According to Sanderson—and as evidenced by the scholarly figures seated in the back of anthropologist and Master of the Social Science Collegiate Division John Kelly’s January 15 class on “Race and Sport”—“all participating faculty are attending virtually every class,” encouraging each professor to make his or her lesson top-notch: “No one wants to give a bad lecture or come to class unprepared in front of his or her colleagues.”

Kelly, AM’82, PhD’88—his beard and sweater-vest more professorial than sporty—introduced himself with a disclaimer: “I usually don’t study race, let alone sports.” He usually teaches anthropology courses on topics such as capitalism and colonialism. Yet race and sports were, as promised, the subject of the professor’s lecture, during which he discussed the effects of African Americans’ northern migration, colonialism in Fiji, and racial sports stereotypes such as “white men can’t jump.”

Kelly focused on the integration of Major League Baseball. After writing the names of the 2003 World Series Game Six players on the board, he asked the class if each athlete could have been in the league before baseball’s integration. Erasing the names of each nonwhite player, leaving only a handful, Kelly showed the class how different today’s rosters would look if the sport had remained racially exclusive.

He also asked for sports trivia tidbits—which males, who made up most of the class, generally provided—and used the responses to springboard to a deeper discussion. Few people know, for example, that Jackie Robinson, almost dishonorably discharged from the army during World War II for refusing to move to the back of a military bus, was later considered less rebellious and thus chosen to become the first black player in the major leagues.

Kelly didn’t focus solely on race. He also touched on the connection between sports and sexuality, discussing homoerotic elements of sports fandom. Throughout the lecture student enthusiasm ran high: nearly all the roughly 50 seats in Harper 103 were occupied, and the class continued past its scheduled end.

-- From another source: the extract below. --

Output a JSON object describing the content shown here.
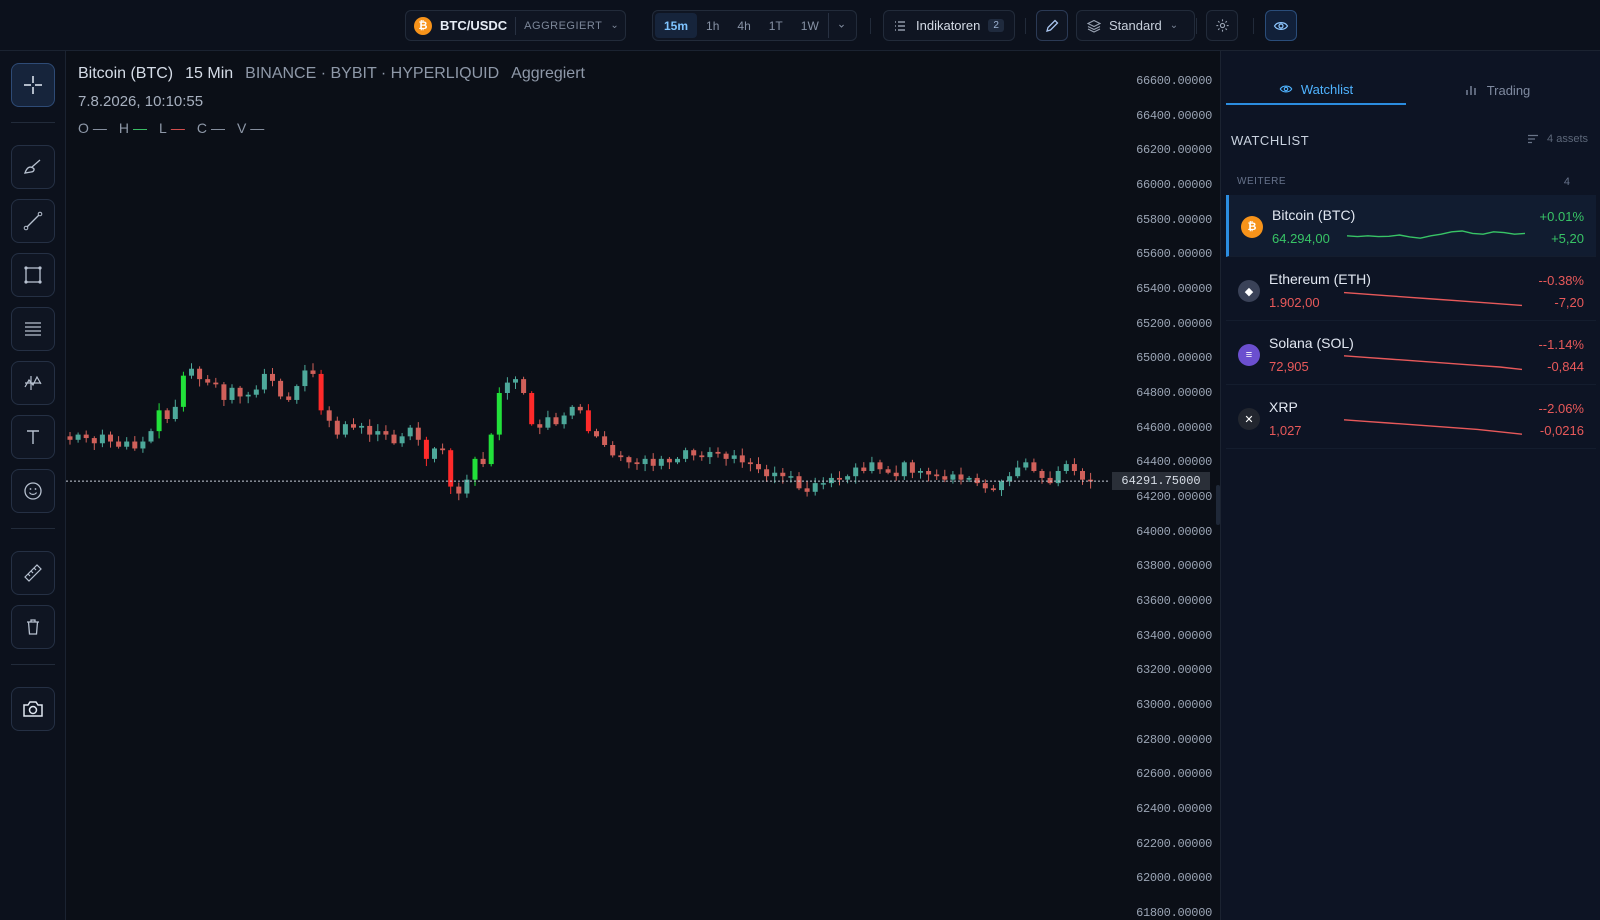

And other instructors, it seems, also drive students to Harper on Tuesday and Thursday afternoons. The “buffet” of well-known professors teaching the course, noted religious-studies concentrator Margaret Lyons, ’04, contributed greatly to its appeal. Aside from Sanderson, Hutchinson, and Kelly, the faculty roster includes neurologist John Milton, physicist Thomas Rosenbaum, psychology professor Starkey Duncan, PhD’ 65, social scientists Holly Swyers, AM’99, PhD’03, and John MacAloon, AM’74, PhD’80, and statistics professor Stephen Stigler. Two outside lecturers are also participating.

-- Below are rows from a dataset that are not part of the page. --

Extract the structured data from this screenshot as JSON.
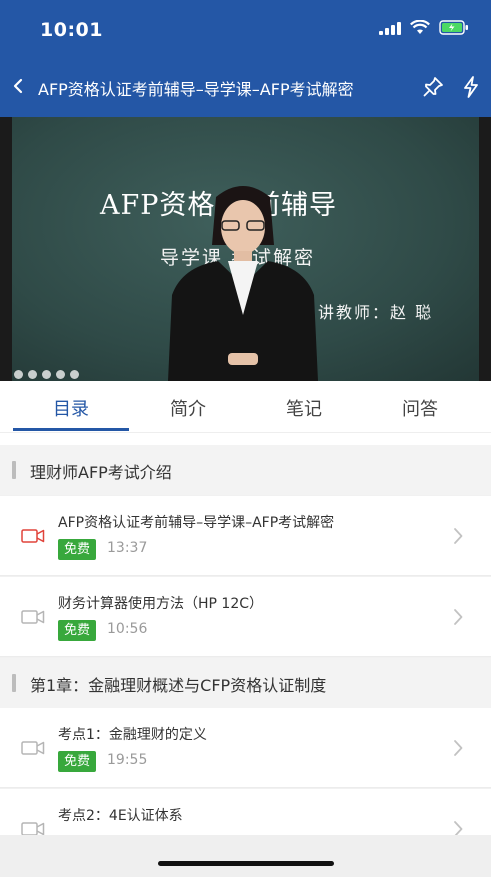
{
  "status_bar": {
    "time": "10:01"
  },
  "nav": {
    "title": "AFP资格认证考前辅导–导学课–AFP考试解密"
  },
  "video": {
    "board_line1": "AFP资格  考前辅导",
    "board_line2": "导学课        考试解密",
    "board_line3": "讲教师：赵 聪"
  },
  "tabs": [
    {
      "label": "目录"
    },
    {
      "label": "简介"
    },
    {
      "label": "笔记"
    },
    {
      "label": "问答"
    }
  ],
  "sections": [
    {
      "title": "理财师AFP考试介绍",
      "items": [
        {
          "title": "AFP资格认证考前辅导–导学课–AFP考试解密",
          "badge": "免费",
          "duration": "13:37",
          "playing": true
        },
        {
          "title": "财务计算器使用方法（HP 12C）",
          "badge": "免费",
          "duration": "10:56",
          "playing": false
        }
      ]
    },
    {
      "title": "第1章：金融理财概述与CFP资格认证制度",
      "items": [
        {
          "title": "考点1：金融理财的定义",
          "badge": "免费",
          "duration": "19:55",
          "playing": false
        },
        {
          "title": "考点2：4E认证体系",
          "badge": "",
          "duration": "",
          "playing": false
        }
      ]
    }
  ],
  "colors": {
    "brand": "#2457a6",
    "free_badge": "#38a83c",
    "playing_icon": "#e0433a",
    "idle_icon": "#b5b5b5"
  }
}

A fan of Hutchinson, math concentrator William Baude, ’04, admits to not being the world’s greatest sports fan: “I don’t know anything about [sports].” Prior knowledge, of course, is not a prerequisite, and though not the first sports-related academic class offered at a university, Sport, Society and Science has a Chicago bent. “We may be the first to bring scholars together from such a wide range of disciplines,” Sanderson notes, “and to offer students an opportunity to engage in the study of sport in a truly interdisciplinary way.”—P.M.